By: Suzie Glassman/NewsBreak Denver

(Castle Rock, CO) DougCo Superintendent Erin Kane told the district’s board it needs to prepare for the challenge of managing a district experiencing both declining demand and explosive growth.

Faced with an area two-thirds the size of Rhode Island, Kane said the district is in a unique position where areas like Highlands Ranch have too many elementary schools while others, like Sterling Ranch, have none.

In the past, the district has bused students from newer communities to more established ones, but Kane said this strategy is becoming increasingly unrealistic.

"What if someone told you we'll bus your children from Castle Pines to Highlands Ranch," Kane asked.

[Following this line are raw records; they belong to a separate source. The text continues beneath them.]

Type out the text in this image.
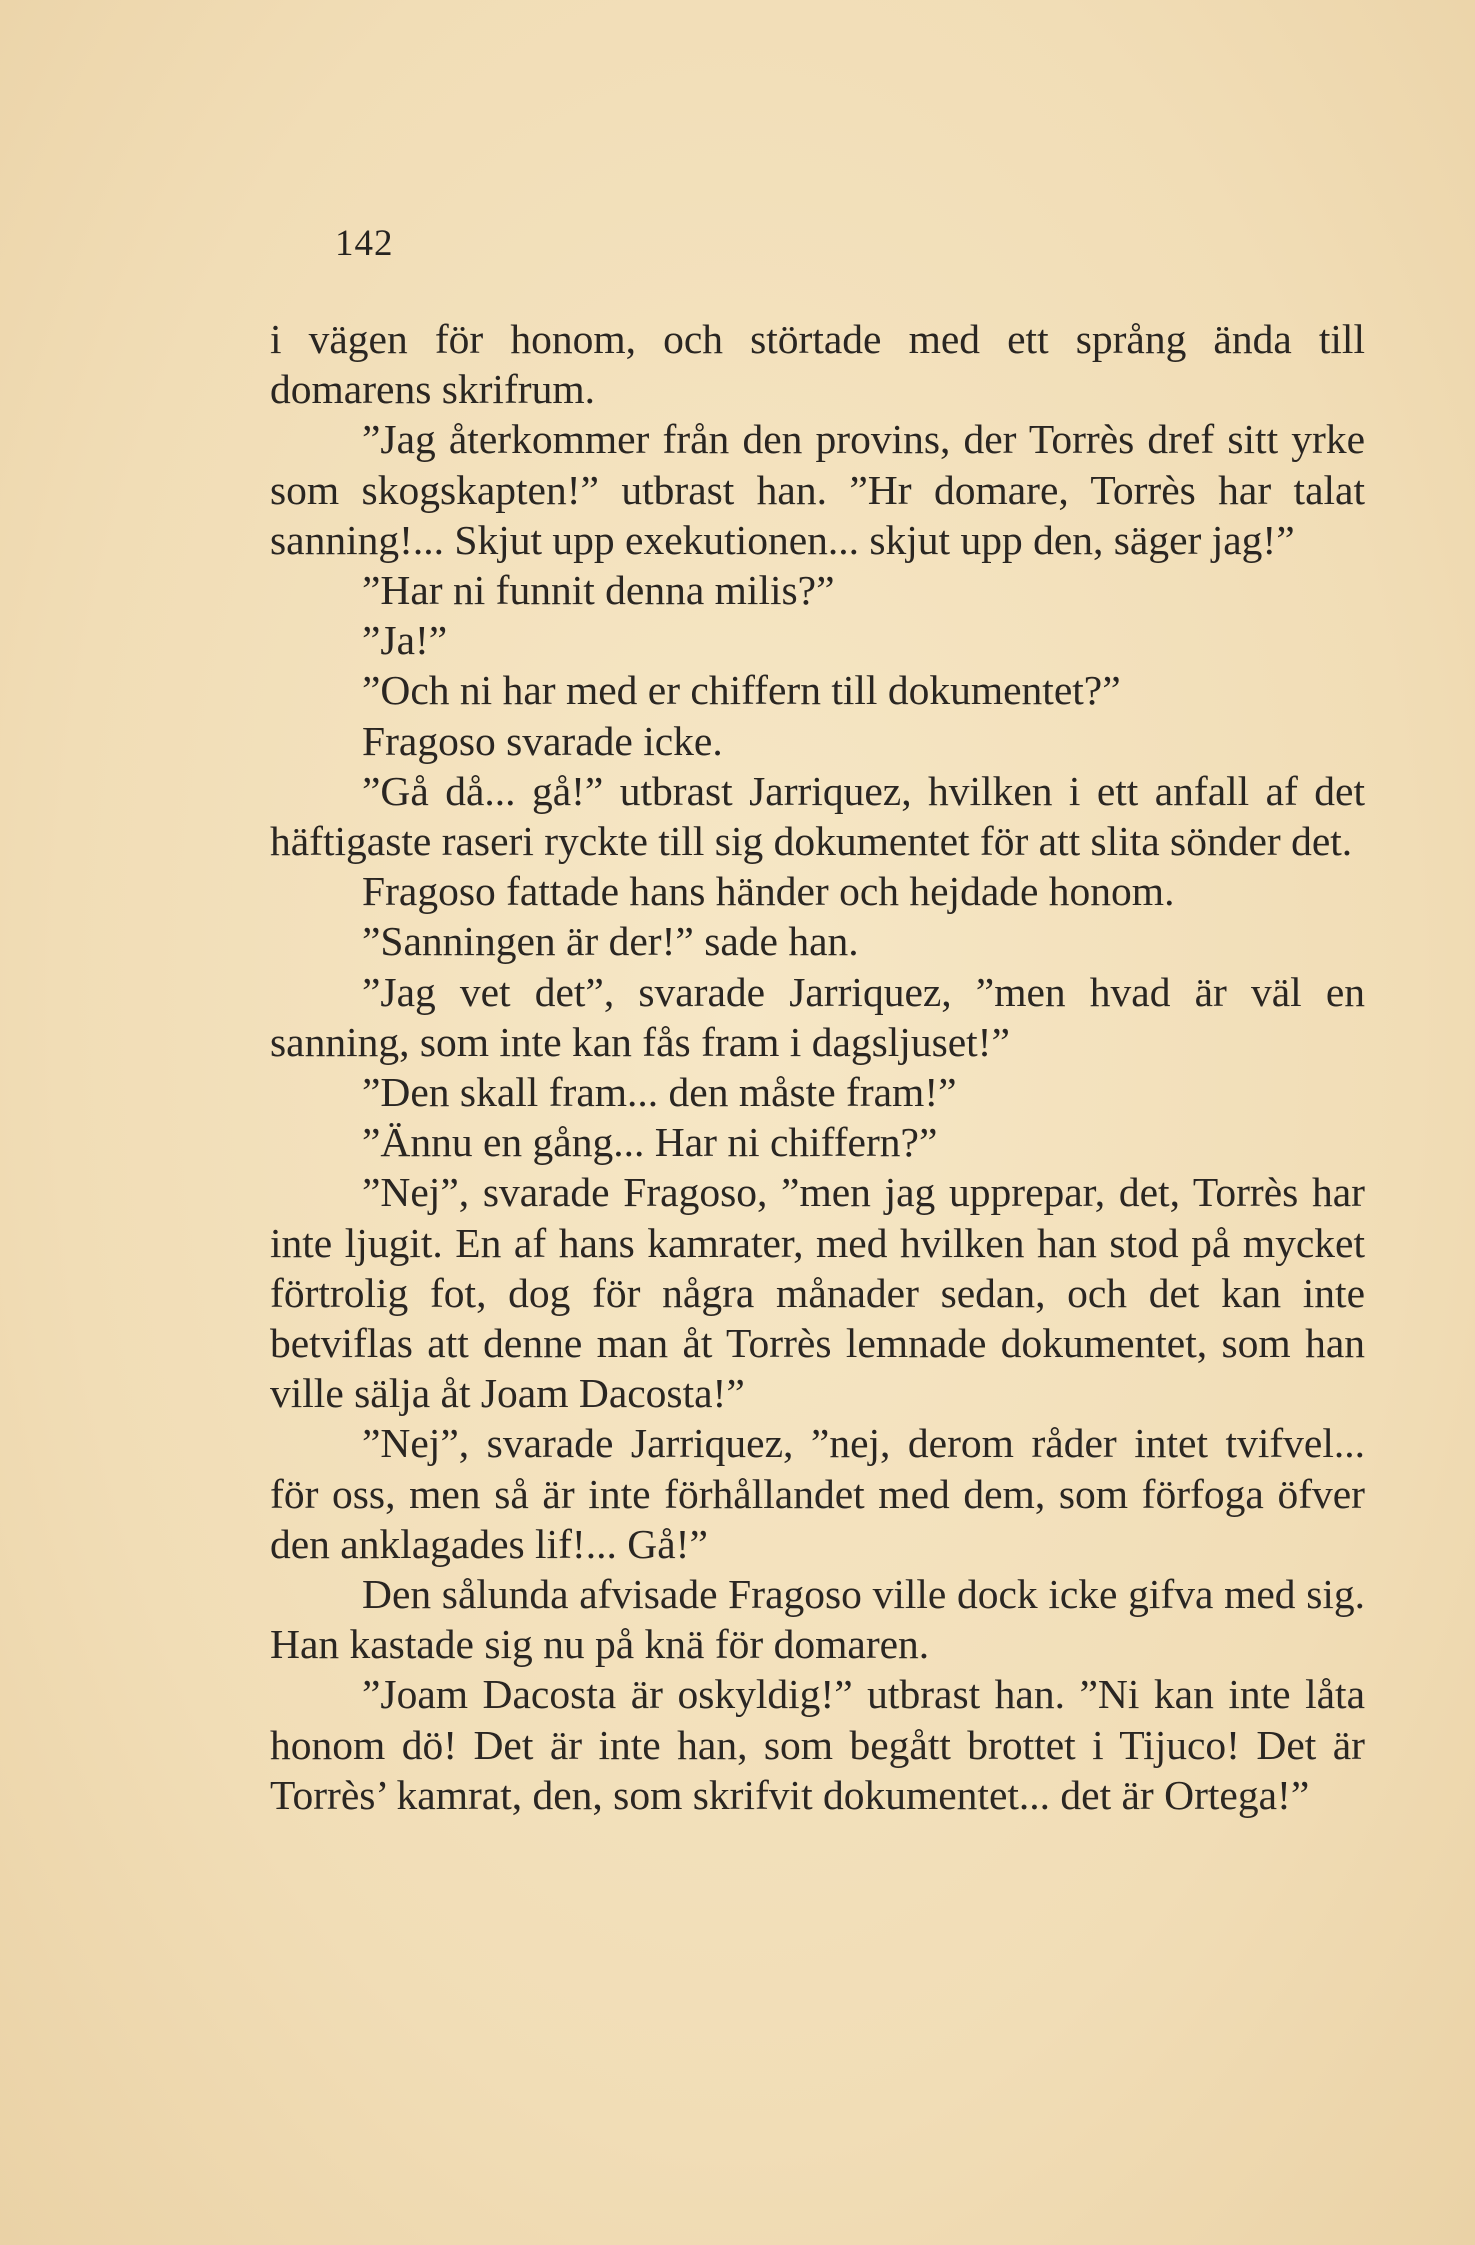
142

i vägen för honom, och störtade med ett språng ända till domarens skrifrum.

”Jag återkommer från den provins, der Torrès dref sitt yrke som skogskapten!” utbrast han. ”Hr domare, Torrès har talat sanning!... Skjut upp exekutionen... skjut upp den, säger jag!”

”Har ni funnit denna milis?”

”Ja!”

”Och ni har med er chiffern till dokumentet?”

Fragoso svarade icke.

”Gå då... gå!” utbrast Jarriquez, hvilken i ett anfall af det häftigaste raseri ryckte till sig dokumentet för att slita sönder det.

Fragoso fattade hans händer och hejdade honom.

”Sanningen är der!” sade han.

”Jag vet det”, svarade Jarriquez, ”men hvad är väl en sanning, som inte kan fås fram i dagsljuset!”

”Den skall fram... den måste fram!”

”Ännu en gång... Har ni chiffern?”

”Nej”, svarade Fragoso, ”men jag upprepar, det, Torrès har inte ljugit. En af hans kamrater, med hvilken han stod på mycket förtrolig fot, dog för några månader sedan, och det kan inte betviflas att denne man åt Torrès lemnade dokumentet, som han ville sälja åt Joam Dacosta!”

”Nej”, svarade Jarriquez, ”nej, derom råder intet tvifvel... för oss, men så är inte förhållandet med dem, som förfoga öfver den anklagades lif!... Gå!”

Den sålunda afvisade Fragoso ville dock icke gifva med sig. Han kastade sig nu på knä för domaren.

”Joam Dacosta är oskyldig!” utbrast han. ”Ni kan inte låta honom dö! Det är inte han, som begått brottet i Tijuco! Det är Torrès’ kamrat, den, som skrifvit dokumentet... det är Ortega!”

That might work for middle and high school students, but busing students far from home is challenging for elementary students.

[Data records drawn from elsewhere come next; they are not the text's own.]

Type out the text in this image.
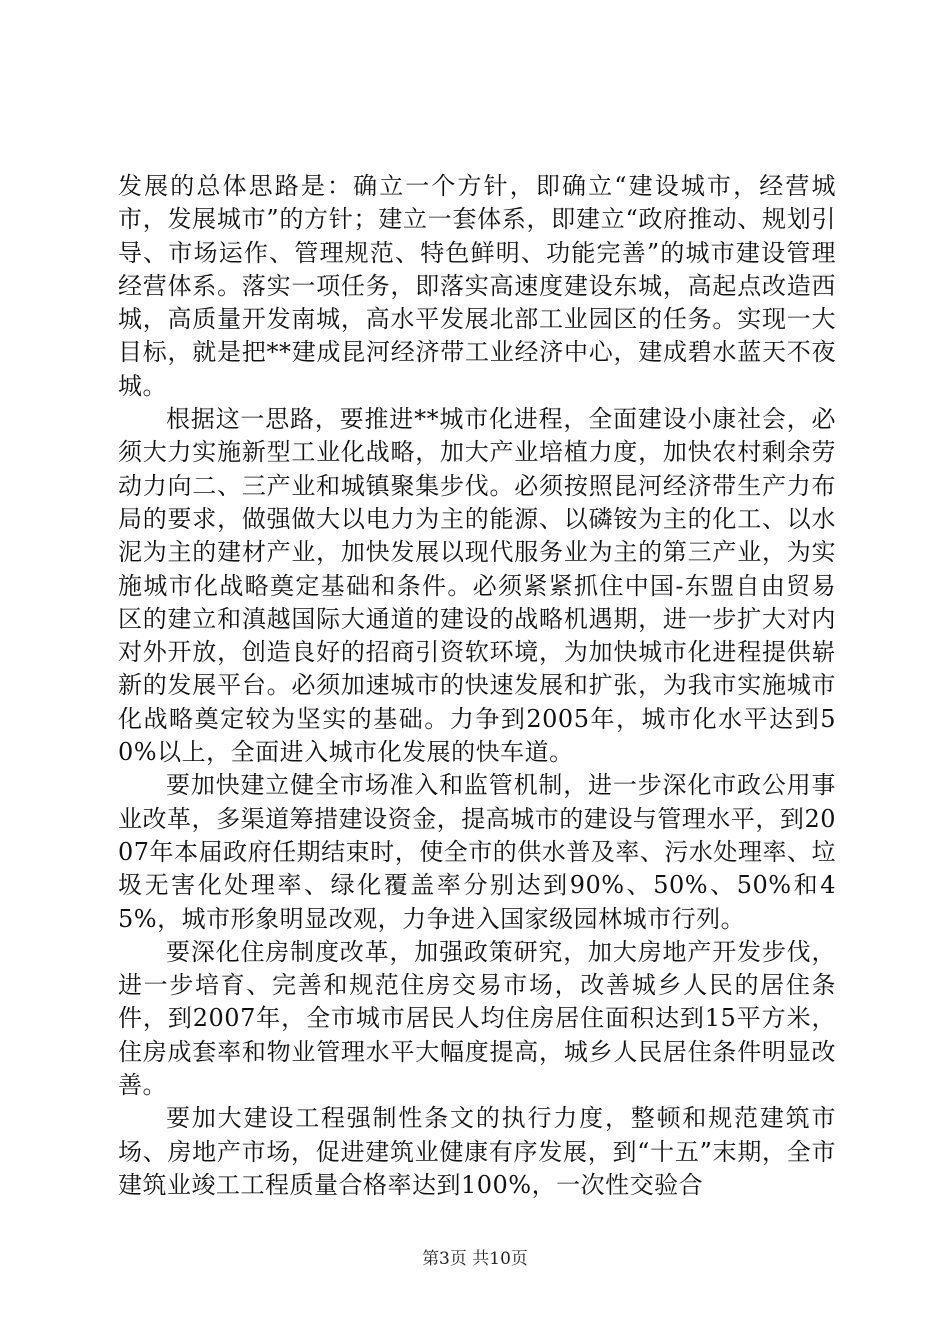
发展的总体思路是：确立一个方针，即确立“建设城市，经营城市，发展城市”的方针；建立一套体系，即建立“政府推动、规划引导、市场运作、管理规范、特色鲜明、功能完善”的城市建设管理经营体系。落实一项任务，即落实高速度建设东城，高起点改造西城，高质量开发南城，高水平发展北部工业园区的任务。实现一大目标，就是把**建成昆河经济带工业经济中心，建成碧水蓝天不夜城。

根据这一思路，要推进**城市化进程，全面建设小康社会，必须大力实施新型工业化战略，加大产业培植力度，加快农村剩余劳动力向二、三产业和城镇聚集步伐。必须按照昆河经济带生产力布局的要求，做强做大以电力为主的能源、以磷铵为主的化工、以水泥为主的建材产业，加快发展以现代服务业为主的第三产业，为实施城市化战略奠定基础和条件。必须紧紧抓住中国-东盟自由贸易区的建立和滇越国际大通道的建设的战略机遇期，进一步扩大对内对外开放，创造良好的招商引资软环境，为加快城市化进程提供崭新的发展平台。必须加速城市的快速发展和扩张，为我市实施城市化战略奠定较为坚实的基础。力争到2005年，城市化水平达到50%以上，全面进入城市化发展的快车道。

要加快建立健全市场准入和监管机制，进一步深化市政公用事业改革，多渠道筹措建设资金，提高城市的建设与管理水平，到2007年本届政府任期结束时，使全市的供水普及率、污水处理率、垃圾无害化处理率、绿化覆盖率分别达到90%、50%、50%和45%，城市形象明显改观，力争进入国家级园林城市行列。

要深化住房制度改革，加强政策研究，加大房地产开发步伐，进一步培育、完善和规范住房交易市场，改善城乡人民的居住条件，到2007年，全市城市居民人均住房居住面积达到15平方米，住房成套率和物业管理水平大幅度提高，城乡人民居住条件明显改善。

要加大建设工程强制性条文的执行力度，整顿和规范建筑市场、房地产市场，促进建筑业健康有序发展，到“十五”末期，全市建筑业竣工工程质量合格率达到100%，一次性交验合

第3页 共10页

"This is about our kids and how we ensure we provide opportunities for them no matter where they live," said Kane.

The north planning area includes seven communities:

  • Highlands Ranch – 36,000 homes and 18 elementary schools
  • Sedalia – 400 homes, one elementary school
  • Sterling Ranch/Solstice – 13,000 homes (when complete), no elementary schools
  • Castle Pines and Castle Pines Village – 5,700 homes, four elementary schools
  • The Canyons – 5,000 homes (when complete), no elementary schools
  • Ridgegate East – 8,000 homes (when complete), no elementary schools

Kane emphasized that families moving to DougCo expect to have a school nearby, or they'll consider living elsewhere. The earliest the district could open a new elementary school is August 2026.

The goal to right-size

Kane explained the impacts of school size, which are felt most acutely at the elementary level. Overcrowded schools have large classes, multiple mobile classrooms, limited special education programming, and staffing challenges caused by a lack of space.

Due to limited funds, undersized schools have fewer academic opportunities, special programming, fewer extra-curricular activities, combined classrooms, and staffing challenges.

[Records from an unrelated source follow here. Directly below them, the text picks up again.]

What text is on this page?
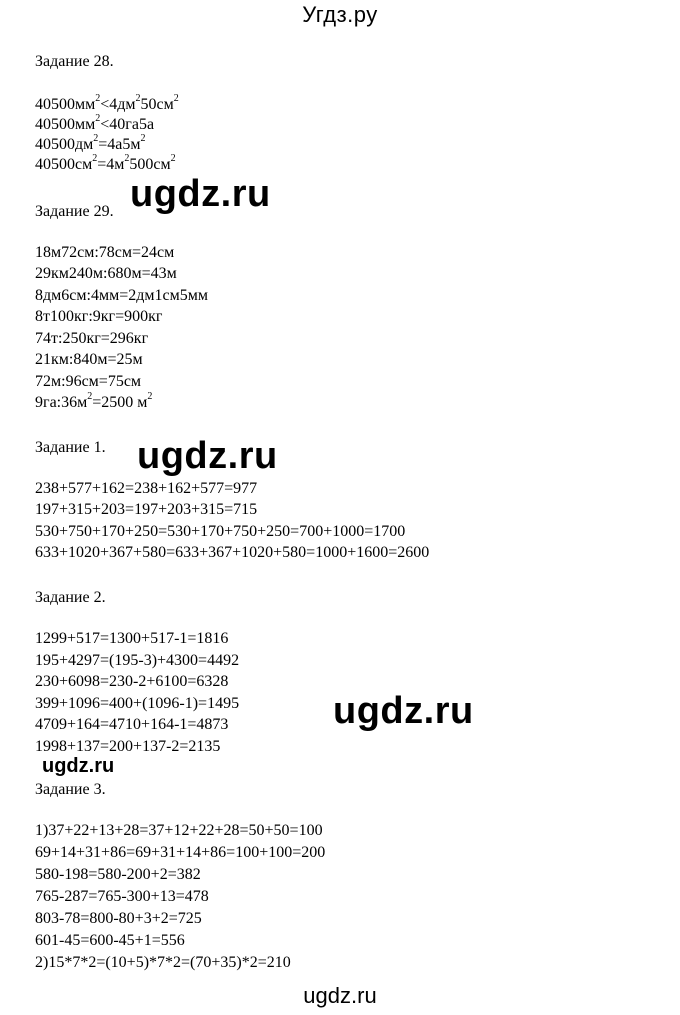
Угдз.ру

Задание 28.

$40500мм^2<4дм^250см^2$

$40500мм^2<40га5а$

$40500дм^2=4а5м^2$

$40500см^2=4м^2500см^2$

Задание 29. ugdz.ru

18м72см:78см=24см

29км240м:680м=43м

8дм6см:4мм=2дм1см5мм

8т100кг:9кг=900кг

74т:250кг=296кг

21км:840м=25м

72м:96см=75см

$9га:36м^2=2500$ $м^2$

Задание 1. ugdz.ru

238+577+162=238+162+577=977

197+315+203=197+203+315=715

530+750+170+250=530+170+750+250=700+1000=1700

633+1020+367+580=633+367+1020+580=1000+1600=2600

Задание 2.

1299+517=1300+517-1=1816

195+4297=(195-3)+4300=4492

230+6098=230-2+6100=6328

399+1096=400+(1096-1)=1495

4709+164=4710+164-1=4873

1998+137=200+137-2=2135

ugdz.ru
ugdz.ru

Задание 3.

1)37+22+13+28=37+12+22+28=50+50=100

69+14+31+86=69+31+14+86=100+100=200

580-198=580-200+2=382

765-287=765-300+13=478

803-78=800-80+3+2=725

601-45=600-45+1=556

2)15*7*2=(10+5)*7*2=(70+35)*2=210

ugdz.ru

"The goal is to have as many right-sized schools as possible," Kane said. But creating right-sized schools isn't easy, especially as neighboring Denver Public Schools and Jefferson County districts face angry parents and heartbroken teachers over school closure decisions.

After watching those controversies play out, Kane said, "We have to do this with our community and not to our community."

Kane said that she and her executive leadership team would consider repurposing existing buildings for preschool, special education, continuing technical education, and professional development programs.

"A charter school would not be one of those uses."

She also said splitting a school community in half is traumatic and far from ideal. Her team would consider marrying two elementary schools into one for the long term.

Luckily, Kane noted, since the district has areas of growth where staff is needed, the district doesn’t anticipate any staff cuts.

The district's next steps include creating a north area enrollment engagement team, developing an engagement plan, and begining to involve the community through a joint partnership where the process is entirely transparent.